Teamarbeit basiert dabei auf einem elementaren Faktor: Vertrauen!
Keinesfalls Vertrauen darin, dass ich morgens pünktlich bin und meine Aufgabe schon irgendwie kann. Sondern ein tiefergehendes Vertrauen. Das Vertrauen darin, dass ich sein darf, wer ich bin. Das ich mich mit allen Schwächen zeigen darf, die Stärken halt so mitbringen. Das mir daraus kein Strick gedreht wird. Das meine Beiträge gehört werden, statt abgetan, weil ich irgendwie anders bin. Nicht dazugehöre.
Diese Art von Vertrauen braucht die Kompetenz, Vielfalt auszuhalten. Sie braucht die Kompetenz, meine Gefühle als Reaktion auf meine erlernten Glaubenssätze zu begreifen, zu reflektieren und zu hinterfragen. Sie braucht die Kompetenz, Vorurteile aktiv anzugehen und abzubauen.
Diese Kompetenz ist es, die ich Diversitykompetenz nenne. Denn das wir vielfältig sind, ist der Status Quo. Was uns schwer fällt, ist, damit umzugehen und Menschen zu vertrauen, die davon abweichen, wie wir selbst sind.
Doch ohne dieses Vertrauen, wird die Teamarbeit scheitern. Es wird uns schwer fallen, gut und konstruktiv zu streiten. Es wird uns schwer fallen, Verantwortung gemeinsam zu übernehmen. Diese ominöse Augenhöhe, von der viele reden, ist auch dann erst erreicht.

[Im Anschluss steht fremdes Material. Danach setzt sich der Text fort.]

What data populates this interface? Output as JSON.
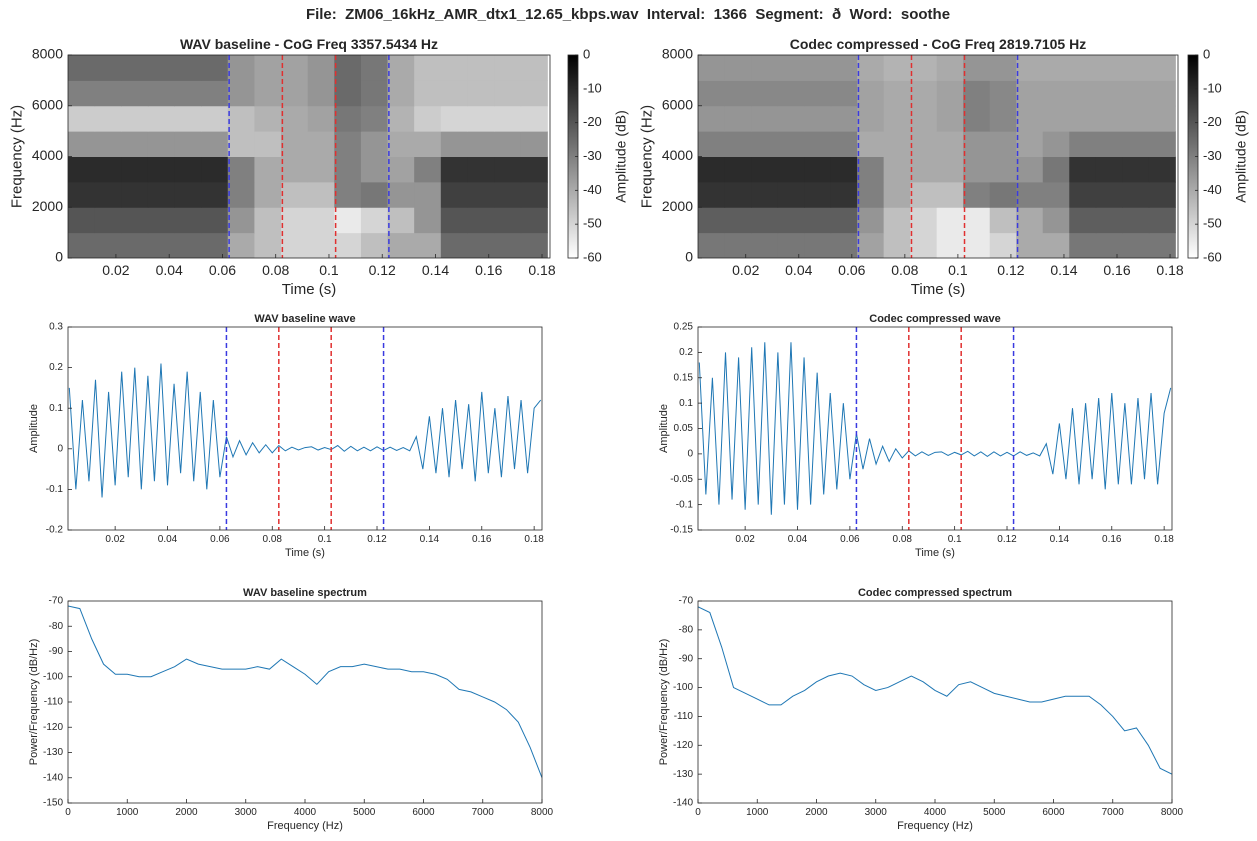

Wenn du also meinst, Teamarbeit ist weiterhin das wichtige Element für dein Unternehmen, dann ist Diversitykompetenz aufzubauen deine alltägliche Hausaufgabe. Dann ist Diversitykompetenz etwas, dass du dir als Leader und Führungskraft zueigen machen musst. Keinesfalls etwas, dass du an irgendeine D&I – Abteilung delegierst.
Wenn das Unternehmen zwar oberflächlich diverser wird, doch ohne die darunter liegende Kompetenz, damit umzugehen, dann multiplizierst du Konfliktpotentiale. Doch Synergien und Teamwork generierst du nicht.
Wir bejubeln echte Teams im Sport. Doch wir übersehen, dass diese Teams genau das geschafft haben: Die Unterschiede zu überwinden, sich tief zu vertrauen und ein echtes Team zu werden. Mit sichtbarem Erfolg.